When excess or abnormal body fat affects health – it’s a disease. When it doesn’t, it’s at best a risk factor.
That, is perhaps a subtle but important distinction.
Continuing in my mini series on the pros and cons of considering obesity a chronic disease, I would like to now discuss the perhaps most illogical argument against recognising obesity as a disease that I often hear, “Calling obesity a disease will reduce our efforts at prevention”.
This argument makes virtually no sense at all, as I cannot think of a single “preventable” disease, where calling it a “disease” would have reduced or thwarted prevention efforts.
Whether the aim is to prevent heart disease (dietary recommendations, fitness, smoking cessation), cancers (physical activity, healthy diets, smoking cessation, sunlight exposure), infectious diseases (vaccinations, food safety, hand washing, condom use), road accidents (helmets, seat belts, speed limits), in no instance has calling something a “disease” ever stopped us from doing the utmost for prevention (although more can always be done).

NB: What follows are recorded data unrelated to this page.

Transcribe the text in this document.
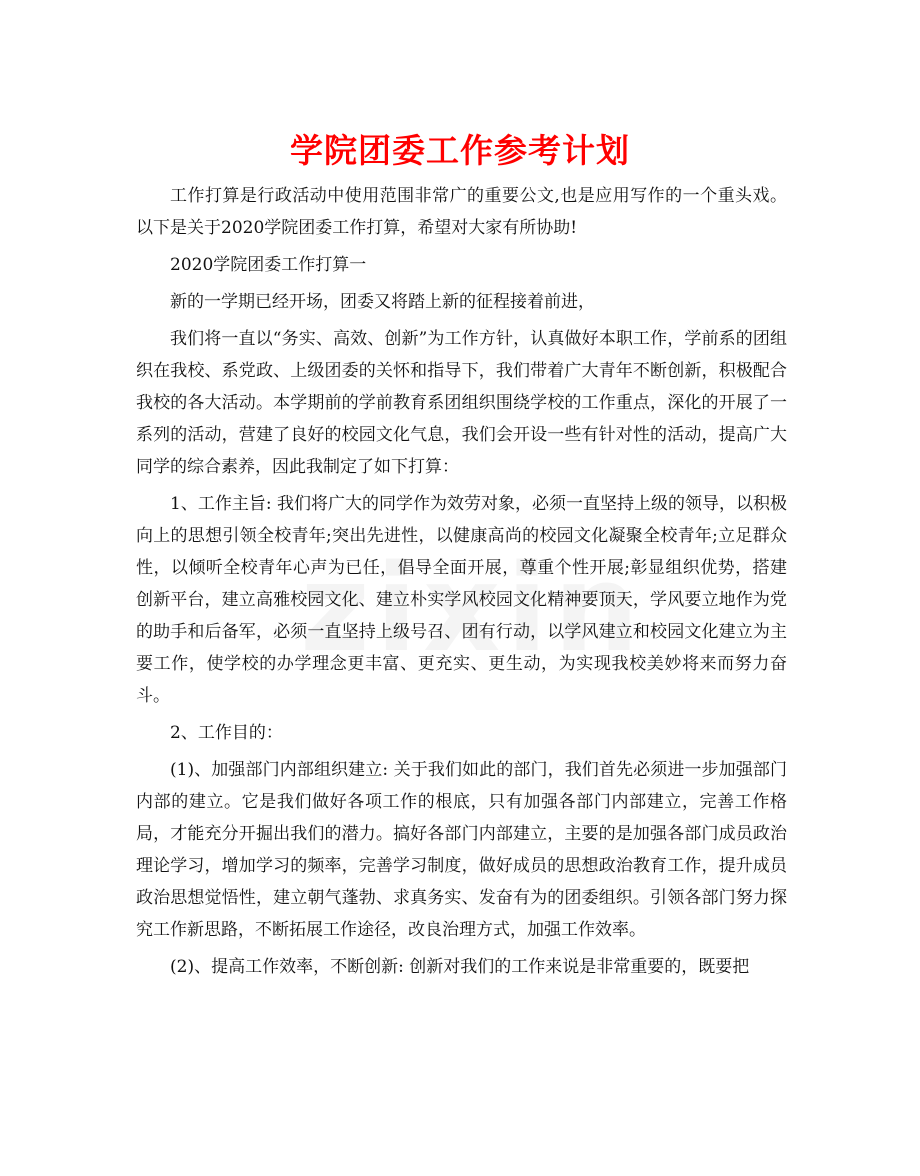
学院团委工作参考计划

工作打算是行政活动中使用范围非常广的重要公文,也是应用写作的一个重头戏。以下是关于2020学院团委工作打算，希望对大家有所协助!

2020学院团委工作打算一

新的一学期已经开场，团委又将踏上新的征程接着前进，

我们将一直以“务实、高效、创新”为工作方针，认真做好本职工作，学前系的团组织在我校、系党政、上级团委的关怀和指导下，我们带着广大青年不断创新，积极配合我校的各大活动。本学期前的学前教育系团组织围绕学校的工作重点，深化的开展了一系列的活动，营建了良好的校园文化气息，我们会开设一些有针对性的活动，提高广大同学的综合素养，因此我制定了如下打算：

1、工作主旨: 我们将广大的同学作为效劳对象，必须一直坚持上级的领导，以积极向上的思想引领全校青年;突出先进性，以健康高尚的校园文化凝聚全校青年;立足群众性，以倾听全校青年心声为已任，倡导全面开展，尊重个性开展;彰显组织优势，搭建创新平台，建立高雅校园文化、建立朴实学风校园文化精神要顶天，学风要立地作为党的助手和后备军，必须一直坚持上级号召、团有行动，以学风建立和校园文化建立为主要工作，使学校的办学理念更丰富、更充实、更生动，为实现我校美妙将来而努力奋斗。

2、工作目的：

(1)、加强部门内部组织建立: 关于我们如此的部门，我们首先必须进一步加强部门内部的建立。它是我们做好各项工作的根底，只有加强各部门内部建立，完善工作格局，才能充分开掘出我们的潜力。搞好各部门内部建立，主要的是加强各部门成员政治理论学习，增加学习的频率，完善学习制度，做好成员的思想政治教育工作，提升成员政治思想觉悟性，建立朝气蓬勃、求真务实、发奋有为的团委组织。引领各部门努力探究工作新思路，不断拓展工作途径，改良治理方式，加强工作效率。

(2)、提高工作效率，不断创新: 创新对我们的工作来说是非常重要的，既要把
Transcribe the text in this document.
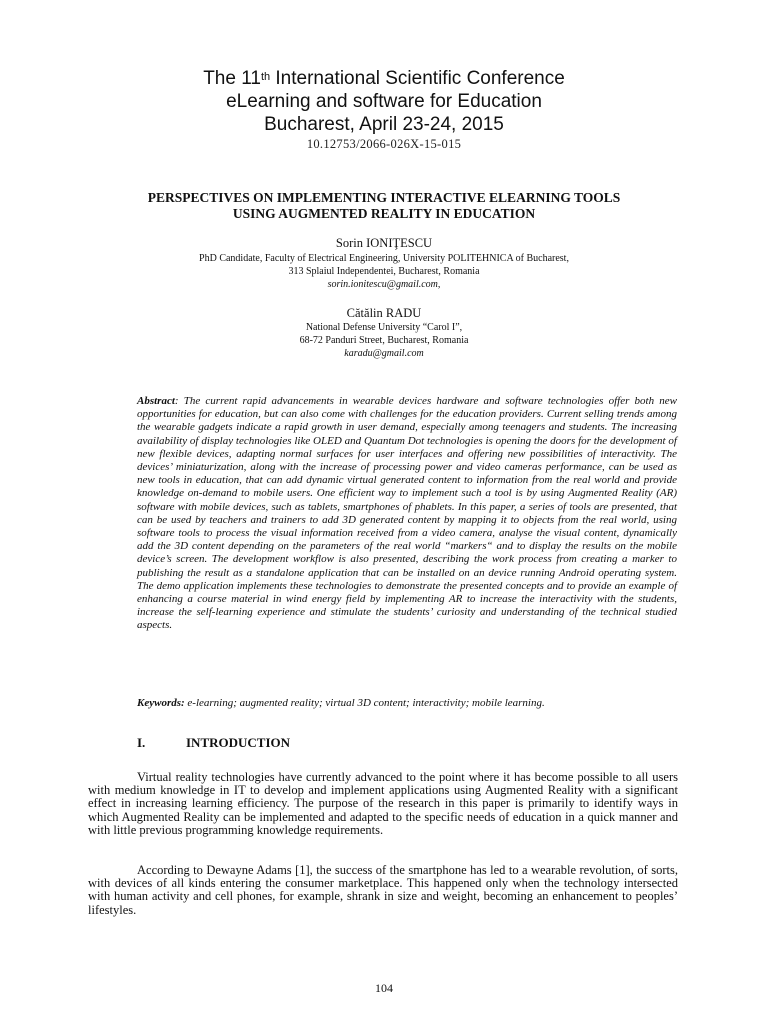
The 11th International Scientific Conference
eLearning and software for Education
Bucharest, April 23-24, 2015
10.12753/2066-026X-15-015
PERSPECTIVES ON IMPLEMENTING INTERACTIVE ELEARNING TOOLS
USING AUGMENTED REALITY IN EDUCATION
Sorin IONIŢESCU
PhD Candidate, Faculty of Electrical Engineering, University POLITEHNICA of Bucharest,
313 Splaiul Independentei, Bucharest, Romania
sorin.ionitescu@gmail.com,
Cătălin RADU
National Defense University “Carol I”,
68-72 Panduri Street, Bucharest, Romania
karadu@gmail.com
Abstract: The current rapid advancements in wearable devices hardware and software technologies offer both new opportunities for education, but can also come with challenges for the education providers. Current selling trends among the wearable gadgets indicate a rapid growth in user demand, especially among teenagers and students. The increasing availability of display technologies like OLED and Quantum Dot technologies is opening the doors for the development of new flexible devices, adapting normal surfaces for user interfaces and offering new possibilities of interactivity. The devices’ miniaturization, along with the increase of processing power and video cameras performance, can be used as new tools in education, that can add dynamic virtual generated content to information from the real world and provide knowledge on-demand to mobile users. One efficient way to implement such a tool is by using Augmented Reality (AR) software with mobile devices, such as tablets, smartphones of phablets. In this paper, a series of tools are presented, that can be used by teachers and trainers to add 3D generated content by mapping it to objects from the real world, using software tools to process the visual information received from a video camera, analyse the visual content, dynamically add the 3D content depending on the parameters of the real world “markers“ and to display the results on the mobile device’s screen. The development workflow is also presented, describing the work process from creating a marker to publishing the result as a standalone application that can be installed on an device running Android operating system. The demo application implements these technologies to demonstrate the presented concepts and to provide an example of enhancing a course material in wind energy field by implementing AR to increase the interactivity with the students, increase the self-learning experience and stimulate the students’ curiosity and understanding of the technical studied aspects.
Keywords: e-learning; augmented reality; virtual 3D content; interactivity; mobile learning.
I.	INTRODUCTION
Virtual reality technologies have currently advanced to the point where it has become possible to all users with medium knowledge in IT to develop and implement applications using Augmented Reality with a significant effect in increasing learning efficiency. The purpose of the research in this paper is primarily to identify ways in which Augmented Reality can be implemented and adapted to the specific needs of education in a quick manner and with little previous programming knowledge requirements.
According to Dewayne Adams [1], the success of the smartphone has led to a wearable revolution, of sorts, with devices of all kinds entering the consumer marketplace. This happened only when the technology intersected with human activity and cell phones, for example, shrank in size and weight, becoming an enhancement to peoples’ lifestyles.
104
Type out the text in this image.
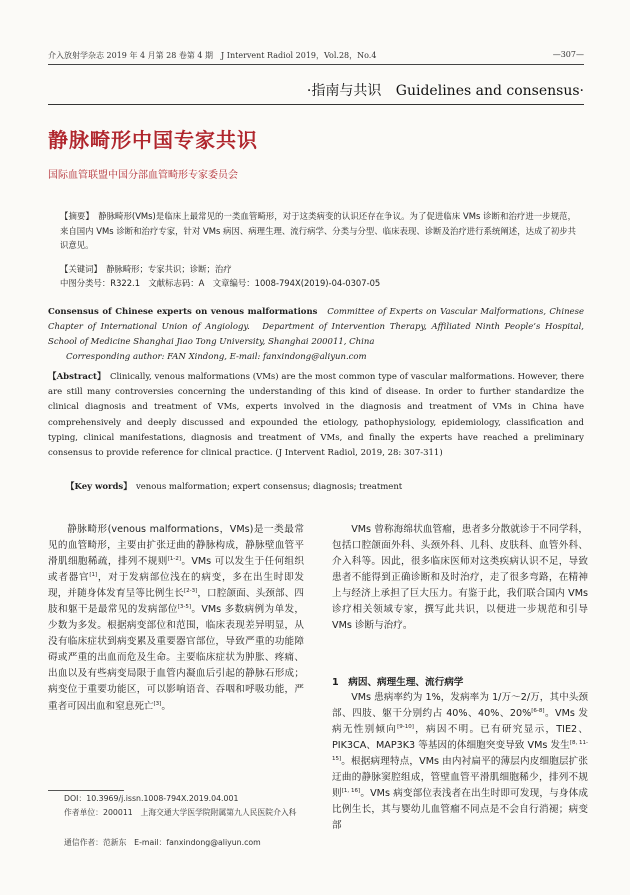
介入放射学杂志 2019 年 4 月第 28 卷第 4 期　J Intervent Radiol 2019，Vol.28，No.4	—307—
·指南与共识 Guidelines and consensus·
静脉畸形中国专家共识
国际血管联盟中国分部血管畸形专家委员会
【摘要】　 静脉畸形(VMs)是临床上最常见的一类血管畸形，对于这类病变的认识还存在争议。为了促进临床 VMs 诊断和治疗进一步规范，来自国内 VMs 诊断和治疗专家，针对 VMs 病因、病理生理、流行病学、分类与分型、临床表现、诊断及治疗进行系统阐述，达成了初步共识意见。
【关键词】　 静脉畸形；专家共识；诊断；治疗
中图分类号：R322.1　文献标志码：A　文章编号：1008-794X(2019)-04-0307-05
Consensus of Chinese experts on venous malformations　 Committee of Experts on Vascular Malformations, Chinese Chapter of International Union of Angiology.　Department of Intervention Therapy, Affiliated Ninth People’s Hospital, School of Medicine Shanghai Jiao Tong University, Shanghai 200011, China
Corresponding author: FAN Xindong, E-mail: fanxindong@aliyun.com
【Abstract】　 Clinically, venous malformations (VMs) are the most common type of vascular malformations. However, there are still many controversies concerning the understanding of this kind of disease. In order to further standardize the clinical diagnosis and treatment of VMs, experts involved in the diagnosis and treatment of VMs in China have comprehensively and deeply discussed and expounded the etiology, pathophysiology, epidemiology, classification and typing, clinical manifestations, diagnosis and treatment of VMs, and finally the experts have reached a preliminary consensus to provide reference for clinical practice. (J Intervent Radiol, 2019, 28: 307-311)
【Key words】　 venous malformation; expert consensus; diagnosis; treatment

静脉畸形(venous malformations，VMs)是一类最常见的血管畸形，主要由扩张迂曲的静脉构成，静脉壁血管平滑肌细胞稀疏，排列不规则[1-2]。VMs 可以发生于任何组织或者器官[1]，对于发病部位浅在的病变，多在出生时即发现，并随身体发育呈等比例生长[2-3]，口腔颌面、头颈部、四肢和躯干是最常见的发病部位[3-5]。VMs 多数病例为单发，少数为多发。根据病变部位和范围，临床表现差异明显，从没有临床症状到病变累及重要器官部位，导致严重的功能障碍或严重的出血而危及生命。主要临床症状为肿胀、疼痛、出血以及有些病变局限于血管内凝血后引起的静脉石形成；病变位于重要功能区，可以影响语音、吞咽和呼吸功能，严重者可因出血和窒息死亡[3]。

VMs 曾称海绵状血管瘤，患者多分散就诊于不同学科，包括口腔颌面外科、头颈外科、儿科、皮肤科、血管外科、介入科等。因此，很多临床医师对这类疾病认识不足，导致患者不能得到正确诊断和及时治疗，走了很多弯路，在精神上与经济上承担了巨大压力。有鉴于此，我们联合国内 VMs 诊疗相关领域专家，撰写此共识，以便进一步规范和引导 VMs 诊断与治疗。

1　病因、病理生理、流行病学

VMs 患病率约为 1%，发病率为 1/万～2/万，其中头颈部、四肢、躯干分别约占 40%、40%、20%[6-8]。VMs 发病无性别倾向[9-10]，病因不明。已有研究显示，TIE2、PIK3CA、MAP3K3 等基因的体细胞突变导致 VMs 发生[8, 11-15]。根据病理特点，VMs 由内衬扁平的薄层内皮细胞层扩张迂曲的静脉窦腔组成，管壁血管平滑肌细胞稀少，排列不规则[1, 16]。VMs 病变部位表浅者在出生时即可发现，与身体成比例生长，其与婴幼儿血管瘤不同点是不会自行消褪；病变部

DOI：10.3969/j.issn.1008-794X.2019.04.001
作者单位：200011　上海交通大学医学院附属第九人民医院介入科
通信作者：范新东　E-mail：fanxindong@aliyun.com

Rather, if you truly embrace the concept that obesity, once established, becomes a life-long problem for which we have no cure (the very definition of “chronic disease”), we should be doubling or even quadrupling our efforts at prevention.
After all, who would want to be stuck with a chronic disease, if it can indeed be prevented?
Governments, NGOs and individuals should be even more enthusiastic about preventing a “real” disease than simply modifying a “risk factor” (which sounds a lot less threatening).
Indeed, if I was working in population health, I’d be all for emphasizing just how terrible and devastating the disease of obesity actually is – all the more reason to double down on efforts to do what it takes to prevent it.
In fact, considering obesity a “real disease” would put all the folks working hard to prevent obesity right up there on par with those working to prevent “real” diseases like cancer, HIV/AIDS, or Alzheimer’s disease.
Thus, the argument that calling obesity a “disease” would somehow distract from efforts to prevent it makes absolutely no sense at all.